While you are sitting out this set and more to come, I'll do the editing for you.

-- EbenMoglen, 3 Feb 2008, 20:25 GMT



Note on Wiki Structure and Content

The Indexing approach proposed by AndrewGradman will do more harm than good. The right solution in wikis is to make each topic a Topic, with a page of its own, and a "Talk" page attached to the topic for discussion about its contents. That about which there is consensus remains on the main Topic page, and that for which more interaction is necessary to establish the content of the Topic remains on the Talk page for that topic. Those who want to see how and why it works can study the Wikipedia. Refactoring then is largely about moving conclusions from Talk to Topic, and revising Talk to maximize the productivity of future Talk. Ian and I have been planning the editorial interventions needed to reduce the clutter caused by such un-wiki behavior as Topic and Topic2 (which caused much levity and head-shaking among the wiki-theorists I showed it to). The AndrewGradman proposal would invert what experience has shown to be the best structure in order to make what could literally be called the anti-best structure.

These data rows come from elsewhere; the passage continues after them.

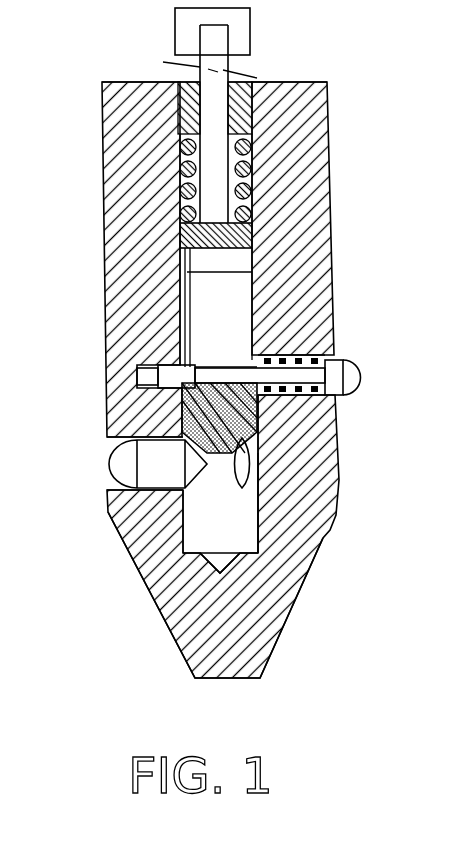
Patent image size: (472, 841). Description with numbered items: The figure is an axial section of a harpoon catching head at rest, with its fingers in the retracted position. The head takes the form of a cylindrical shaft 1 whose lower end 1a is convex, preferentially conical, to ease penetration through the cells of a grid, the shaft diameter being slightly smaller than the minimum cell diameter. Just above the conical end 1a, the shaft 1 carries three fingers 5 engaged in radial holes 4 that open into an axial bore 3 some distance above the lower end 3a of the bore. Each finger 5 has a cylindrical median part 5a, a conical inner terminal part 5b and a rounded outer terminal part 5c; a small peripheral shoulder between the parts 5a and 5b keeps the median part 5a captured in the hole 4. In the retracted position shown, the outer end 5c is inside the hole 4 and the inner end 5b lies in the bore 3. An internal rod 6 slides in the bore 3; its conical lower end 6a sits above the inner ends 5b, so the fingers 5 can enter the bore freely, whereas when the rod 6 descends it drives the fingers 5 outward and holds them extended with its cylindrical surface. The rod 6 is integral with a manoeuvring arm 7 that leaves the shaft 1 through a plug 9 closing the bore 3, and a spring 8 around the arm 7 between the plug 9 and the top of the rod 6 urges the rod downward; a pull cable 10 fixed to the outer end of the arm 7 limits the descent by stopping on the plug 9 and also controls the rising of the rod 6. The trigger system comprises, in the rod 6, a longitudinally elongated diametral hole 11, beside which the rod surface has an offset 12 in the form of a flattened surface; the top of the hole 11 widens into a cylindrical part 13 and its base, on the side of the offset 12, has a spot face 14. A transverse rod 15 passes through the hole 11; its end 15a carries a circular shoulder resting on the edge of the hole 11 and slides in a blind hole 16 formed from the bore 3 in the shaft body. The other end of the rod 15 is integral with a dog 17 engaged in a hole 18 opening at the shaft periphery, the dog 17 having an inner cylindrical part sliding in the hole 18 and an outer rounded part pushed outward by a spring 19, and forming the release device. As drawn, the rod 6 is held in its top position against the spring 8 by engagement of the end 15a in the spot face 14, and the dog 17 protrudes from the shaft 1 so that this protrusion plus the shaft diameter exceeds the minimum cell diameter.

The cylindrical shaft 1 is at (372, 125).
The lower end 1a is at (280, 640).
The axial bore 3 is at (250, 527).
The lower end of the bore 3a is at (185, 553).
The radial holes 4 is at (110, 440).
The fingers 5 is at (95, 482).
The cylindrical median part 5a is at (163, 472).
The inner terminal part 5b is at (210, 480).
The outer terminal part 5c is at (117, 463).
The internal rod 6 is at (183, 243).
The lower end of the rod 6a is at (285, 440).
The manoeuvring arm 7 is at (218, 180).
The spring 8 is at (183, 190).
The plug 9 is at (188, 82).
The pull cable 10 is at (247, 40).
The hole 11 is at (332, 270).
The offset 12 is at (150, 318).
The cylindrical part 13 is at (202, 263).
The spot face 14 is at (257, 323).
The transverse rod 15 is at (280, 377).
The end of the transverse rod 15a is at (137, 380).
The blind hole 16 is at (150, 372).
The dog 17 is at (357, 375).
The hole 18 is at (308, 397).
The spring 19 is at (300, 357).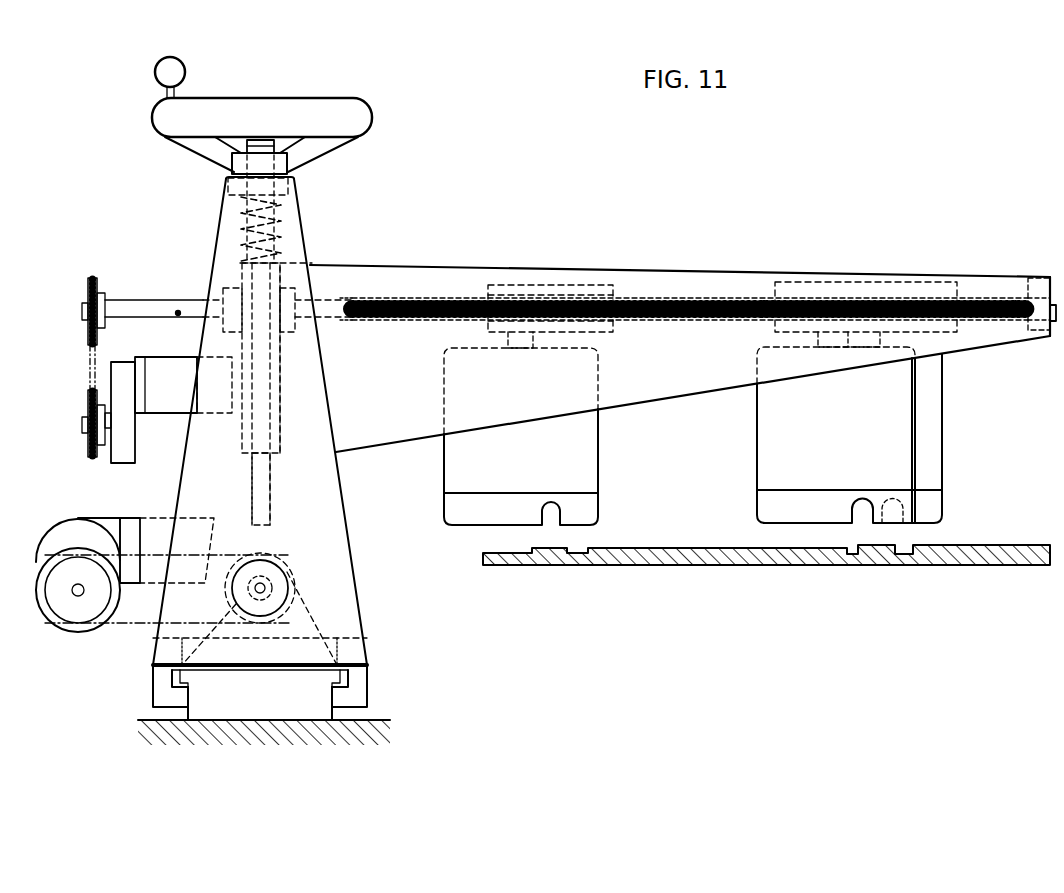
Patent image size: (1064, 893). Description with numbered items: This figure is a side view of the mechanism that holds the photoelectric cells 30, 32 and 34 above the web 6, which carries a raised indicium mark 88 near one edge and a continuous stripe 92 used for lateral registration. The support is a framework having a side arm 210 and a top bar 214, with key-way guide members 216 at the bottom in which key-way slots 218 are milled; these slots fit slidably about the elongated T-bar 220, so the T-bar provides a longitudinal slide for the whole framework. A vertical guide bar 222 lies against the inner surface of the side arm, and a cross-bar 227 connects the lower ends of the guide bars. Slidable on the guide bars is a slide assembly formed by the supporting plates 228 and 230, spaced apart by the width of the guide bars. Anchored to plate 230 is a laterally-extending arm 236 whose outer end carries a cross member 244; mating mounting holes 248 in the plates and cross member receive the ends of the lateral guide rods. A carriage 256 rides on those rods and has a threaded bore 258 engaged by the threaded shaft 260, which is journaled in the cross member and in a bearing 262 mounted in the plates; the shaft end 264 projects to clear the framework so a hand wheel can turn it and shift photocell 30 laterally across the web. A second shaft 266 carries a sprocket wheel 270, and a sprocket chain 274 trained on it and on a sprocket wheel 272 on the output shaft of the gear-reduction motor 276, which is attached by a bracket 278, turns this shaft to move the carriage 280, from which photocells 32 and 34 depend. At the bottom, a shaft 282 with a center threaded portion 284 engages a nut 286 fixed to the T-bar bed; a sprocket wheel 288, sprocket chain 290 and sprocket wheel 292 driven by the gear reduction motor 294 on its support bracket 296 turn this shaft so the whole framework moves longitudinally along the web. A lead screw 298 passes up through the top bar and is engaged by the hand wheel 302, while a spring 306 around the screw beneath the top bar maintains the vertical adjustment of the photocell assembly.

The web 6 is at (702, 548).
The photoelectric cell 30 is at (590, 478).
The photoelectric cell 32 is at (760, 476).
The photoelectric cell 34 is at (930, 477).
The raised indicium mark 88 is at (545, 548).
The continuous stripe 92 is at (878, 546).
The side arm 210 is at (304, 250).
The top bar 214 is at (290, 203).
The key-way guide member 216 is at (153, 700).
The key-way slot 218 is at (176, 682).
The T-bar 220 is at (282, 709).
The guide bar 222 is at (263, 404).
The cross-bar 227 is at (270, 515).
The slidable supporting plate 228 is at (242, 445).
The slidable supporting plate 230 is at (280, 445).
The laterally-extending arm 236 is at (760, 257).
The cross member 244 is at (1028, 280).
The mounting hole 248 is at (1054, 330).
The carriage 256 is at (518, 283).
The threaded bore 258 is at (574, 283).
The threaded shaft 260 is at (690, 298).
The bearing 262 is at (296, 292).
The shaft end 264 is at (178, 310).
The shaft 266 is at (120, 318).
The sprocket wheel 270 is at (87, 292).
The sprocket wheel 272 is at (86, 411).
The sprocket chain 274 is at (86, 367).
The gear-reduction motor 276 is at (180, 406).
The bracket 278 is at (200, 386).
The carriage 280 is at (840, 282).
The shaft 282 is at (280, 578).
The threaded portion 284 is at (268, 589).
The nut 286 is at (300, 618).
The sprocket wheel 288 is at (222, 617).
The sprocket chain 290 is at (236, 562).
The sprocket wheel 292 is at (110, 630).
The gear reduction motor 294 is at (62, 538).
The support bracket 296 is at (156, 520).
The lead screw 298 is at (288, 150).
The hand wheel 302 is at (360, 119).
The spring 306 is at (283, 232).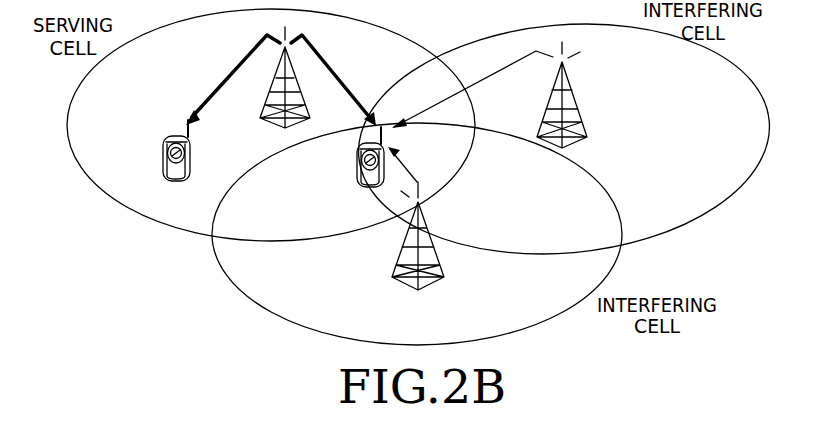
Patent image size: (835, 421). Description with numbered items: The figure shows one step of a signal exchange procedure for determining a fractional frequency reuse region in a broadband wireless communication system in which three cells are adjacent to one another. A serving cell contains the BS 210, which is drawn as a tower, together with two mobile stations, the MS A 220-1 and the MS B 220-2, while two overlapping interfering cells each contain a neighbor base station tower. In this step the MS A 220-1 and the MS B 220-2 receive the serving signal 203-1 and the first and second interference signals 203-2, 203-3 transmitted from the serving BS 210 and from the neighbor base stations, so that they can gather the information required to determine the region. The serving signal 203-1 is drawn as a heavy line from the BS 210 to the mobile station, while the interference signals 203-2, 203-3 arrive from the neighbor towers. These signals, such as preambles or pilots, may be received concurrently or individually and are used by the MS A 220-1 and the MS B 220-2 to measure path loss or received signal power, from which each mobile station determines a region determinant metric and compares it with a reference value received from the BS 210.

The BS 210 is at (285, 101).
The MS A 220-1 is at (342, 174).
The MS B 220-2 is at (142, 150).
The signal S_A 203-1 is at (351, 80).
The signal I_1 203-2 is at (472, 89).
The signal I_2 203-3 is at (442, 164).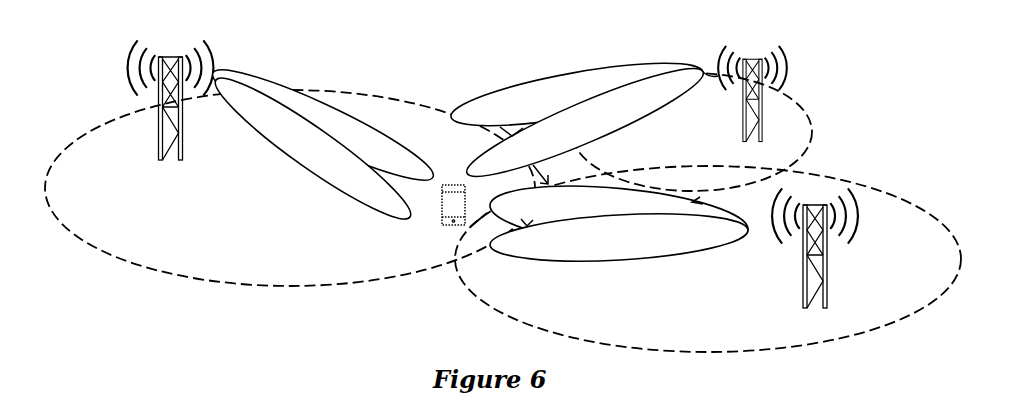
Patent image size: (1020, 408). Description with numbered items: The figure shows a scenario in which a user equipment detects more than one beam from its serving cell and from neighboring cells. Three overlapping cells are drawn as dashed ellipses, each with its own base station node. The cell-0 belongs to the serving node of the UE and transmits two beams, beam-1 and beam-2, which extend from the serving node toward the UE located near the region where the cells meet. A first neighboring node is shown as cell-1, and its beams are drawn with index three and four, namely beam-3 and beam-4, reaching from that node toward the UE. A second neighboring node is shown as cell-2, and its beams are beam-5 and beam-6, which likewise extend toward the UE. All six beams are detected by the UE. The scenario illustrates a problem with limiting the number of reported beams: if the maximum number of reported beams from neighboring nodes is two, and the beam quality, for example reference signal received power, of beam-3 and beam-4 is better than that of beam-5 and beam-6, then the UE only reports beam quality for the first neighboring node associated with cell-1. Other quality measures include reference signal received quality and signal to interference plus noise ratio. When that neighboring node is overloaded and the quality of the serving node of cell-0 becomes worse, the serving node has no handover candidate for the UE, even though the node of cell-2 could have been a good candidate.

The cell 0 cell-0 is at (290, 163).
The cell 1 cell-1 is at (708, 261).
The cell 2 cell-2 is at (692, 106).
The beam 1 beam-1 is at (322, 125).
The beam 2 beam-2 is at (312, 149).
The beam 3 beam-3 is at (619, 238).
The beam 4 beam-4 is at (619, 217).
The beam 5 beam-5 is at (585, 123).
The beam 6 beam-6 is at (582, 94).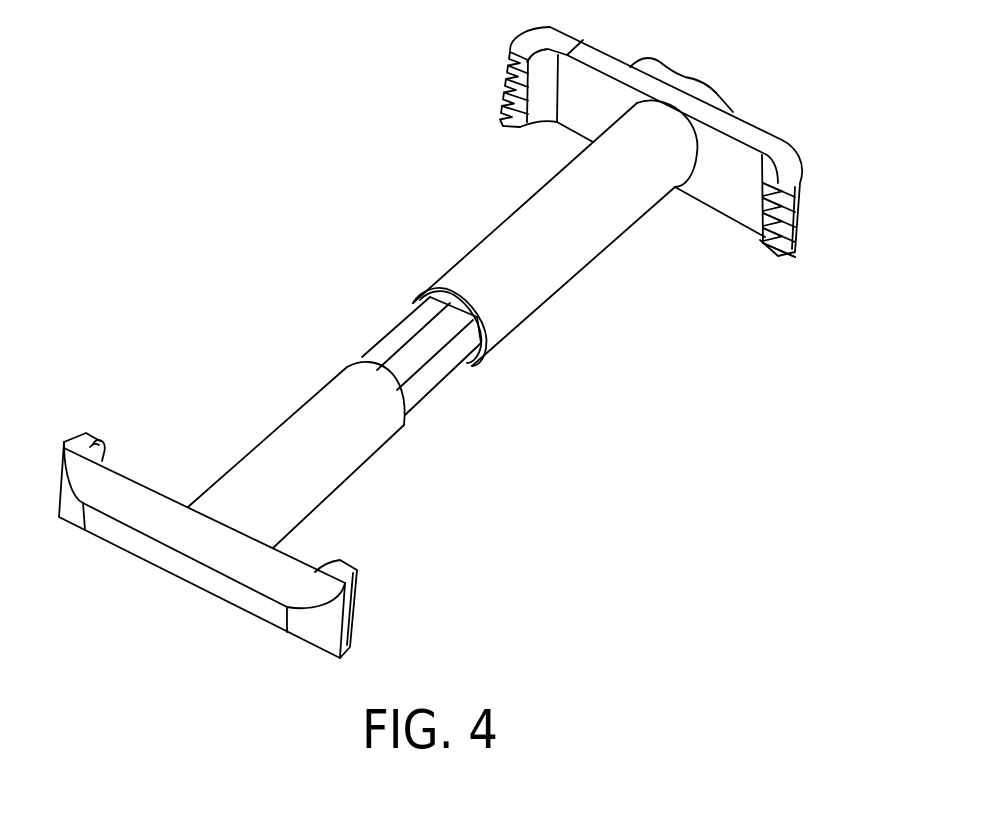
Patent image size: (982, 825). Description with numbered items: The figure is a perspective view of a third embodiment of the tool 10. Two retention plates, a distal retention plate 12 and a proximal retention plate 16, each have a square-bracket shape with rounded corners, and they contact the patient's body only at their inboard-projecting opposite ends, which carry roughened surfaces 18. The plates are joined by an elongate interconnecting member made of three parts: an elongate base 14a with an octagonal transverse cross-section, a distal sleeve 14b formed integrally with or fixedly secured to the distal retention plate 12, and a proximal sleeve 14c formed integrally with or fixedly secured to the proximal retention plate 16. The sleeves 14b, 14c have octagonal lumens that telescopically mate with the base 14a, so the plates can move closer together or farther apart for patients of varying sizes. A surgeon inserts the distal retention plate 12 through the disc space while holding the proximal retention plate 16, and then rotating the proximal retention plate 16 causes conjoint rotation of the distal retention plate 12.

The tool 10 is at (270, 193).
The distal retention plate 12 is at (174, 570).
The elongate base 14a is at (397, 325).
The distal part or sleeve 14b is at (273, 428).
The proximal part or sleeve 14c is at (480, 240).
The proximal retention plate 16 is at (753, 123).
The roughened surfaces 18 is at (503, 88).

Has it occurred to all of you that one of the "hidden" objectives of the course (where, as Andrew says, Form and Content are indistinct) is to teach you how to use wikis to collaborate, because my work with my own lawyers in my firm and with others in the software industries around the world shows me that this is how you can learn to be more creative in your practices and more effective in your results? Don't try to take over the course mechanisms in the interests of "democracy" or "free speech" at least until you've learned what skilled craftsmen decades cannier and more experienced than you can teach you about how to use the tools. Makalika pointed this out last week and nobody listened to her, even after I pointed to her contribution so no one would miss it.

The wiki--with the exception of the papers-- should be about the intellectual structure and content of our investigation. About the readings and what they mean, about the inferences and questions that come out of them, about the "and" (and not so much of the "but") of what we learn from what we read. Classroom discussion allows us to investigate what it means to who we are as often as it allows us to clear the obscurities identified in writing. There are many reasons for this, including the benefit of training in collaborative editing--it is hard to edit someone else's personal statement, but easy to edit someone's reading of a passage or question raised by a conclusion. That's what you're going to use collaborative media to do in practice, as you assemble documents from many hands and minds. More importantly, to write about the personal and speak face to face about the impersonal inverts the emotional structure for the benefit of psychic defenses--shows of virtue, avoidance of confrontation, levying of accusations--which deprives us of the reality of the way human beings actually talk. I use Lawyerland for a reason, too, which we haven't begun to exploit yet. Wikis do not necessarily work well for poetry.